Солнце клонилось к вечеру, когда Жуга, скользя и опираясь на посох, медленно поднимался на гору, где примостилась чёрная хибара деревенской кузни. В кузницу вела тропинка. Узкая, плотно утоптанная, она подходила к самым дверям и после убегала дальше, спускаясь к воде, к пробитой в речке проруби. В кузне явно кто-то был: тонким звоном пела под ударами молотка наковальня. Жуга не стал стучаться – всё равно бы не услышали – и, подойдя, сразу открыл дверь, вошёл и огляделся.

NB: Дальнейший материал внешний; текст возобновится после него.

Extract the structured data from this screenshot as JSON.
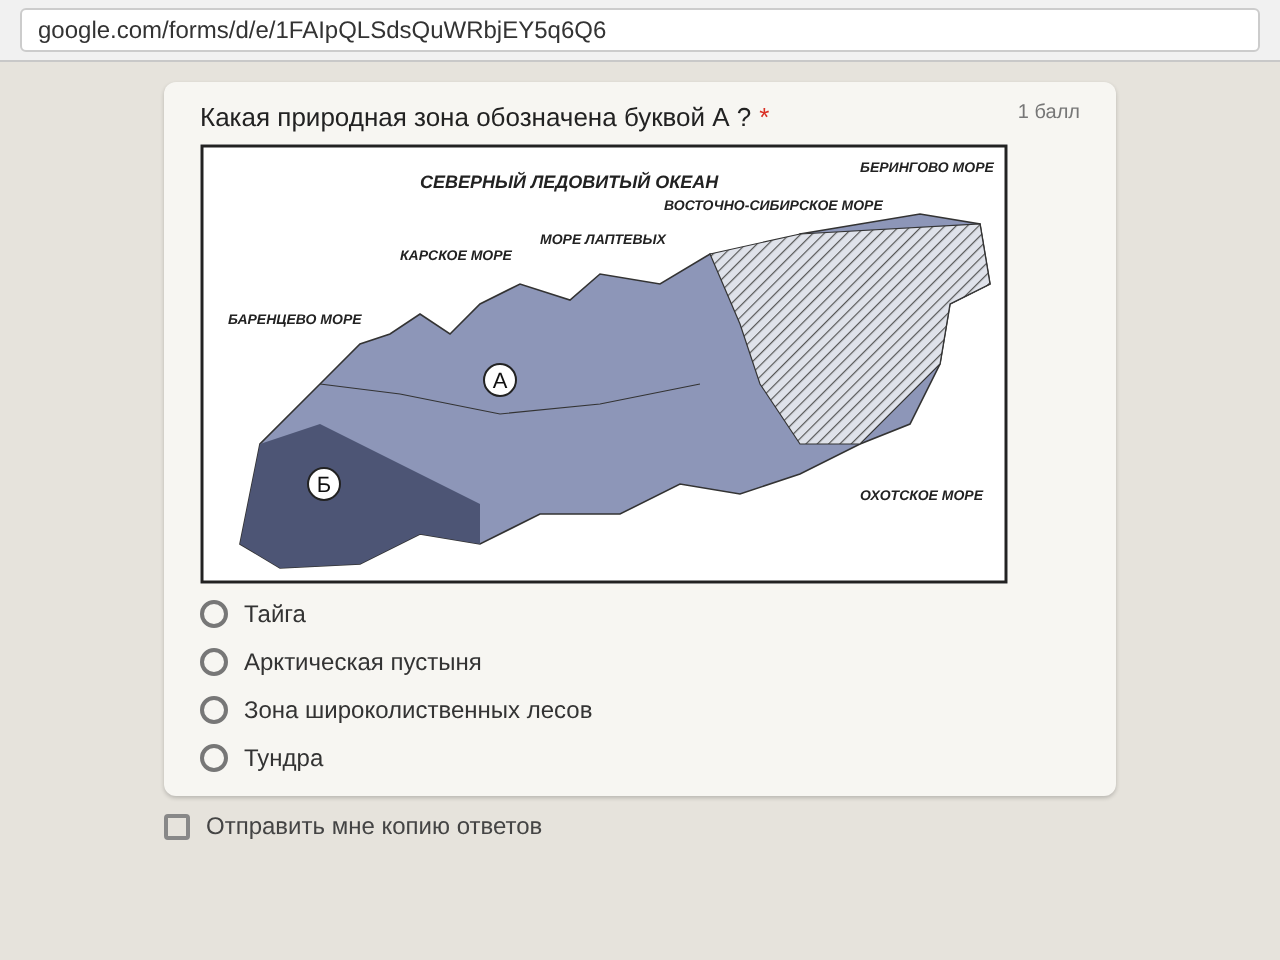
{
  "browser": {
    "address": "google.com/forms/d/e/1FAIpQLSdsQuWRbjEY5q6Q6"
  },
  "question": {
    "points": "1 балл",
    "title": "Какая природная зона обозначена буквой А ?",
    "required_mark": "*",
    "map": {
      "labels": [
        {
          "text": "СЕВЕРНЫЙ ЛЕДОВИТЫЙ ОКЕАН",
          "kind": "ocean"
        },
        {
          "text": "БАРЕНЦЕВО МОРЕ",
          "kind": "sea"
        },
        {
          "text": "КАРСКОЕ МОРЕ",
          "kind": "sea"
        },
        {
          "text": "МОРЕ ЛАПТЕВЫХ",
          "kind": "sea"
        },
        {
          "text": "ВОСТОЧНО-СИБИРСКОЕ МОРЕ",
          "kind": "sea"
        },
        {
          "text": "БЕРИНГОВО МОРЕ",
          "kind": "sea"
        },
        {
          "text": "ОХОТСКОЕ МОРЕ",
          "kind": "sea"
        }
      ],
      "markers": [
        {
          "text": "А"
        },
        {
          "text": "Б"
        }
      ]
    },
    "options": [
      {
        "label": "Тайга",
        "selected": false
      },
      {
        "label": "Арктическая пустыня",
        "selected": false
      },
      {
        "label": "Зона широколиственных лесов",
        "selected": false
      },
      {
        "label": "Тундра",
        "selected": false
      }
    ]
  },
  "send_copy": {
    "label": "Отправить мне копию ответов",
    "checked": false
  }
}
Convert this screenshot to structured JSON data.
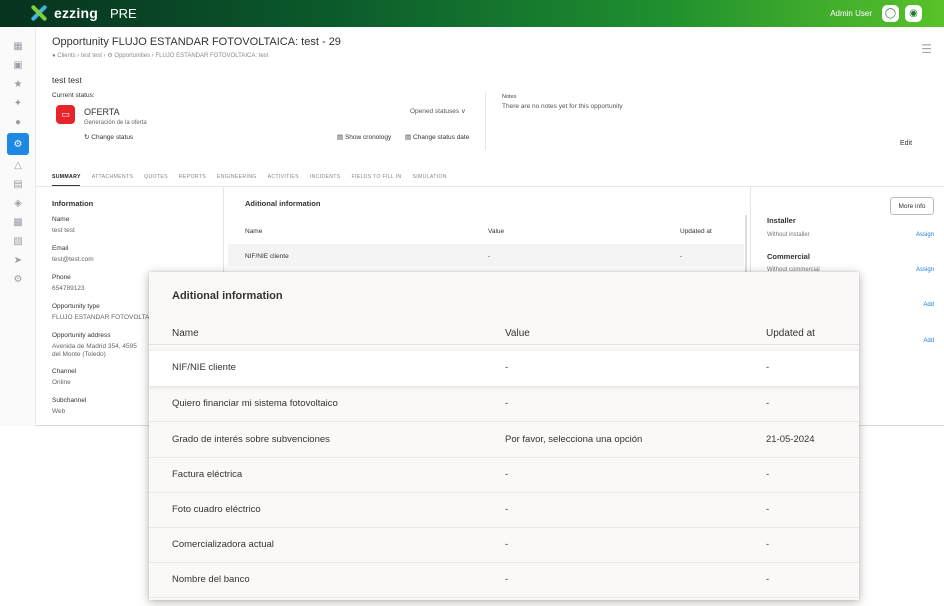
{
  "app": {
    "brand": "ezzing",
    "env": "PRE",
    "user": "Admin User"
  },
  "page": {
    "title": "Opportunity FLUJO ESTANDAR FOTOVOLTAICA: test - 29",
    "breadcrumb": [
      "Clients",
      "test test",
      "Opportunities",
      "FLUJO ESTANDAR FOTOVOLTAICA: test"
    ],
    "client_name": "test test"
  },
  "status": {
    "label": "Current status:",
    "name": "OFERTA",
    "description": "Generación de la oferta",
    "change_status": "Change status",
    "opened_statuses": "Opened statuses",
    "show_cronology": "Show cronology",
    "change_status_date": "Change status date"
  },
  "notes": {
    "label": "Notes",
    "text": "There are no notes yet for this opportunity",
    "edit": "Edit"
  },
  "tabs": [
    "SUMMARY",
    "ATTACHMENTS",
    "QUOTES",
    "REPORTS",
    "ENGINEERING",
    "ACTIVITIES",
    "INCIDENTS",
    "FIELDS TO FILL IN",
    "SIMULATION"
  ],
  "information": {
    "heading": "Information",
    "fields": [
      {
        "label": "Name",
        "value": "test test"
      },
      {
        "label": "Email",
        "value": "test@test.com"
      },
      {
        "label": "Phone",
        "value": "654789123"
      },
      {
        "label": "Opportunity type",
        "value": "FLUJO ESTANDAR FOTOVOLTA"
      },
      {
        "label": "Opportunity address",
        "value": "Avenida de Madrid 354, 4595"
      },
      {
        "label": "Channel",
        "value": "Online"
      },
      {
        "label": "Subchannel",
        "value": "Web"
      }
    ],
    "address_line2": "del Monte (Toledo)"
  },
  "aditional": {
    "heading": "Aditional information",
    "columns": [
      "Name",
      "Value",
      "Updated at"
    ],
    "rows": [
      {
        "name": "NIF/NIE cliente",
        "value": "-",
        "updated": "-"
      },
      {
        "name": "Quiero financiar mi sistema fotovoltaico",
        "value": "-",
        "updated": "-"
      },
      {
        "name": "Grado de interés sobre subvenciones",
        "value": "Por favor, selecciona una opción",
        "updated": "21-05-2024"
      },
      {
        "name": "Factura eléctrica",
        "value": "-",
        "updated": "-"
      },
      {
        "name": "Foto cuadro eléctrico",
        "value": "-",
        "updated": "-"
      },
      {
        "name": "Comercializadora actual",
        "value": "-",
        "updated": "-"
      },
      {
        "name": "Nombre del banco",
        "value": "-",
        "updated": "-"
      }
    ]
  },
  "right": {
    "more_info": "More info",
    "installer": {
      "heading": "Installer",
      "text": "Without installer",
      "link": "Assign"
    },
    "commercial": {
      "heading": "Commercial",
      "text": "Without commercial",
      "link": "Assign"
    },
    "add1": "Add",
    "add2": "Add"
  },
  "colors": {
    "accent": "#1e88e5",
    "status": "#e5252a",
    "brand_dark": "#07321f",
    "brand_light": "#59c22a"
  }
}
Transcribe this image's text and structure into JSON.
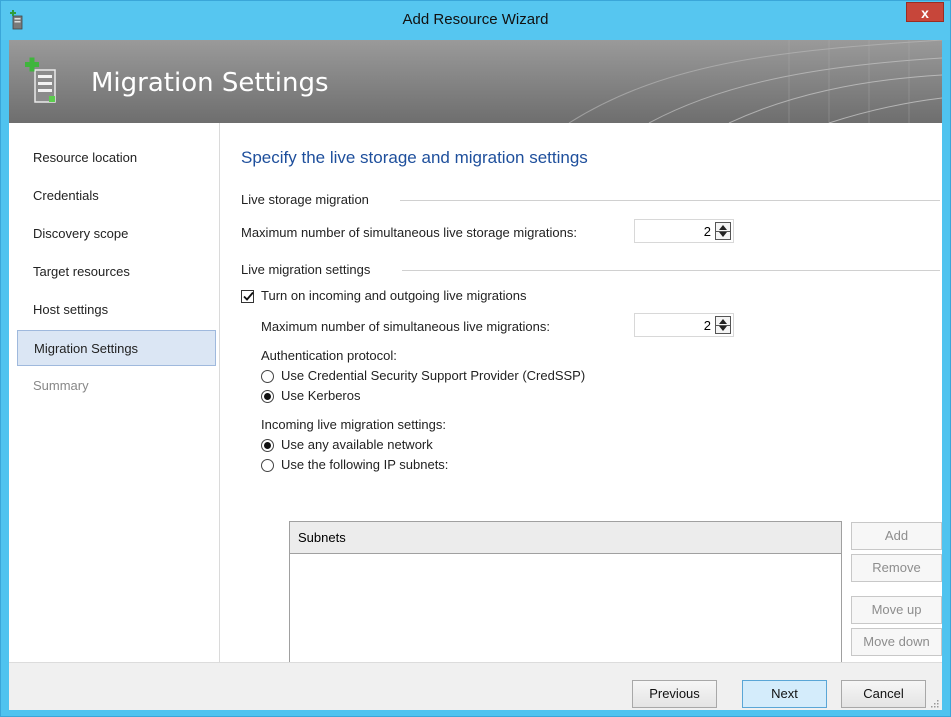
{
  "window": {
    "title": "Add Resource Wizard",
    "close_label": "x"
  },
  "banner": {
    "title": "Migration Settings"
  },
  "nav": {
    "items": [
      {
        "label": "Resource location"
      },
      {
        "label": "Credentials"
      },
      {
        "label": "Discovery scope"
      },
      {
        "label": "Target resources"
      },
      {
        "label": "Host settings"
      },
      {
        "label": "Migration Settings",
        "state": "active"
      },
      {
        "label": "Summary",
        "state": "disabled"
      }
    ]
  },
  "main": {
    "heading": "Specify the live storage and migration settings",
    "live_storage": {
      "group_label": "Live storage migration",
      "max_label": "Maximum number of simultaneous live storage migrations:",
      "max_value": "2"
    },
    "live_migration": {
      "group_label": "Live migration settings",
      "turn_on_label": "Turn on incoming and outgoing live migrations",
      "turn_on_checked": true,
      "max_label": "Maximum number of simultaneous live migrations:",
      "max_value": "2",
      "auth_label": "Authentication protocol:",
      "auth_options": [
        {
          "label": "Use Credential Security Support Provider (CredSSP)",
          "selected": false
        },
        {
          "label": "Use Kerberos",
          "selected": true
        }
      ],
      "incoming_label": "Incoming live migration settings:",
      "incoming_options": [
        {
          "label": "Use any available network",
          "selected": true
        },
        {
          "label": "Use the following IP subnets:",
          "selected": false
        }
      ],
      "subnets_header": "Subnets",
      "subnet_buttons": {
        "add": "Add",
        "remove": "Remove",
        "move_up": "Move up",
        "move_down": "Move down"
      }
    }
  },
  "footer": {
    "previous": "Previous",
    "next": "Next",
    "cancel": "Cancel"
  },
  "colors": {
    "titlebar": "#56c6f0",
    "heading": "#1e4f9c",
    "close": "#c7463a",
    "selected_nav": "#dbe6f4"
  }
}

Внутри было жарко и сумрачно. В дальнем углу был сложен очаг дикого камня, там багровым отсветом мерцали угли. В другом углу примостился низкий стол-верстак, на котором вповалку лежали разновеликие клещи, молотки, зубила и другой кузнецкий инструмент. По стенам был развешан всяческий готовый товар – крючья, засовы, петли ворот, серпы, косы, скобы, не то тележные, не то бочарные обода, три-четыре топора и множество подков, рядком нанизанных на толстый гранёный прут.